3. In this proceeding the respondent company argued that this case has no substance on the basis that the plaintiff was already granted the remedy he is seeking here. Secondly there was no need for the plaintiff to seek the remedy of restraint because the respondent had already repossessed the vehicle four days before the restraining order was granted in the motion application.

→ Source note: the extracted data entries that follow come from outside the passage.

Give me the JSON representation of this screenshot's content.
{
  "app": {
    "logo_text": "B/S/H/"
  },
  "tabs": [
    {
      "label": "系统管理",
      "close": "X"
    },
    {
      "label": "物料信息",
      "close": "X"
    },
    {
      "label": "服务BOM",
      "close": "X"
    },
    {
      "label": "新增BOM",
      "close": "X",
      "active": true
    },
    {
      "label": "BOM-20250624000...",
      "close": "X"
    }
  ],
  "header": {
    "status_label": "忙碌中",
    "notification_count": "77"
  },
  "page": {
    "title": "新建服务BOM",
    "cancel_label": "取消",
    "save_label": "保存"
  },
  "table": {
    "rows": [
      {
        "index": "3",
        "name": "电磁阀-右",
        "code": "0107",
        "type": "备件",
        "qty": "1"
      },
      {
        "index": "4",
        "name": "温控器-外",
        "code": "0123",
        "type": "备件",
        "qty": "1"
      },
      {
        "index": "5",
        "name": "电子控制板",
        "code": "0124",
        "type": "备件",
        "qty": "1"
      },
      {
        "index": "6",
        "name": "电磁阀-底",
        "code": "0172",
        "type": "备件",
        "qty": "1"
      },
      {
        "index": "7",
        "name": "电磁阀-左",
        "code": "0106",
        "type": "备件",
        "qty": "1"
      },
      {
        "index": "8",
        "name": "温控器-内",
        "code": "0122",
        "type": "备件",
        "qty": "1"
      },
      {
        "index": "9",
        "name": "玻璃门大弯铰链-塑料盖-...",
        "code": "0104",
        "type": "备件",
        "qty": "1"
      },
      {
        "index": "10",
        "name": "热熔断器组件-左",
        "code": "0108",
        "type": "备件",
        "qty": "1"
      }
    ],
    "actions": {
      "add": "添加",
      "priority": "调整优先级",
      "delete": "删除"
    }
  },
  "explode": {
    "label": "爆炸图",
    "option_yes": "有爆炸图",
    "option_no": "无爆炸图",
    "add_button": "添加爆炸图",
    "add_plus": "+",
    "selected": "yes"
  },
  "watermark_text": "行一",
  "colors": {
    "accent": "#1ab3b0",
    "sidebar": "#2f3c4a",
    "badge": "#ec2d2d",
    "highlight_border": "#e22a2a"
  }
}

4. I would uphold the argument by the respondent that the remedy of restraining order is not necessary because the motor vehicle is not with the plaintiff. It had already been repossessed by the respondent and therefore the plaintiff should seek other remedies that may be available to him in law. A restraining order would only be relevant if the motor vehicle was still in the possession of the plaintiff. As well the plaintiff had deceived the court in the motion application when he deliberately failed to inform the Court that the vehicle had already been repossessed by the respondent company. Even if the motor vehicle was still in the possession of the plaintiff at the time he filed the motion seeking restraining order, which was granted to him, this proceeding would still be not necessary because plaintiff would have got the remedy already. On the basis of the above arguments this case be dismissed and parties pay their own costs.